For the US economy grew steadily and often rapidly in the years after 1982, interrupted by only two short and mild recessions, in a world in which many other economies were also growing even faster – in which, for example, several far more efficient automotive manufacturers came online. It is easy to believe that Americans were due for a large and painful readjustment, especially after eight years of living in its own world, as its government sought to recapture the “morning in America” magic of the Reagan years.
Which is to say, watch out for China, when its first long boom comes to an end.
The most striking omission in The Return of Depression Economics and the Crisis of 2008, however, is any discussion of the Swedish experience when its real estate bubble collapsed in 1992, when swift government action reduced the number of banks to 124 from 525 and rekindled steady growth after just two years. Outlook columnist Brenda Cronin stated the dogma succinctly this way in The Wall Street Journal last week – “The paramount lessons for nations battered by financial crises are: Act quickly, consolidate the financial sector and pursue the right balance of recapitalizing banks and isolating troubled assets. Sweden did all three, and Japan arguably did none, taking timid and unsuccessful measures for years before a new government forced sweeping action in 1998.”

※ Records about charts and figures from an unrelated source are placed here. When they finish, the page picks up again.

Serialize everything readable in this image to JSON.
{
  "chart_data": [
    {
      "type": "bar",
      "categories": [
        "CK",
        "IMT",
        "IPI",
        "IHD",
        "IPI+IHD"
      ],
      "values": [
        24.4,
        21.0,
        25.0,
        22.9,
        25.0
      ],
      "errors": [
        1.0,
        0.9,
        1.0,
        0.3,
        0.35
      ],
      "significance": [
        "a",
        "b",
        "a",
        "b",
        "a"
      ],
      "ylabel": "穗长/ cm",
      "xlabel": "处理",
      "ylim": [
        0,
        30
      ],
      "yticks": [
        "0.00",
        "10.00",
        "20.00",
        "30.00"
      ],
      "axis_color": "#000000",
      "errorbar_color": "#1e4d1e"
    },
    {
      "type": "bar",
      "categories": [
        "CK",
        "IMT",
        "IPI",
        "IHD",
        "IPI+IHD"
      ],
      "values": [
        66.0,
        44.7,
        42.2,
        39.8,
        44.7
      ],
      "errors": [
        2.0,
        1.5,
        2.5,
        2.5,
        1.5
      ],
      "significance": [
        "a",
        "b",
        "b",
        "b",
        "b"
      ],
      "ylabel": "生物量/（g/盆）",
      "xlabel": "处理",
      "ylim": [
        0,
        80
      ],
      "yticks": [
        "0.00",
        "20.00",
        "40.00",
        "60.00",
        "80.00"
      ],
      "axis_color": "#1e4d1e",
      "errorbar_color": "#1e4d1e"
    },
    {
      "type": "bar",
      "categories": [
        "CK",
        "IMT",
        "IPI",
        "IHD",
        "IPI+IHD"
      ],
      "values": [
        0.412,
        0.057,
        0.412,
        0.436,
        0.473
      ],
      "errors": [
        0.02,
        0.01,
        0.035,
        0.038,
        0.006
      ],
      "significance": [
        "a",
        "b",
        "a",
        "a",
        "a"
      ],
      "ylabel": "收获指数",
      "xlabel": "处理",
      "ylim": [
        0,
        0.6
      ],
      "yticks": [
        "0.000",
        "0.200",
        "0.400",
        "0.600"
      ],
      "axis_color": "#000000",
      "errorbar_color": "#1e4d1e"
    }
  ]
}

The Bush administration was confronted in its closing months by a banking crisis brought on when a housing bubble burst – the situation greatly aggravated by the wave of financial innovation that took place after the deregulation of its banking system in the 1990s. Exhausted by eight years of war and domestic controversy, it clearly didn’t achieve the right balance of recapitalization and bad-assets segregation, though it tried, belatedly. Next month the Obama administration will have an opportunity to try again. This time it must deal with an extremely serious business contraction as well.
So how will the episode go into the history books? As “the Crisis of World Capitalism?” Another “lost decade?” Or as a memorable hangover, a wake-up call, after a long and sometimes exhilarating growth spurt that began in 1982 and that is likely to resume after a painful year or two? We’ll be a long while finding out which of these stories is most applicable. Fashioning these accounts is the business of university economists – and the political leaders to whom they give advice. That makes Krugman’s lecture tomorrow all the more interesting.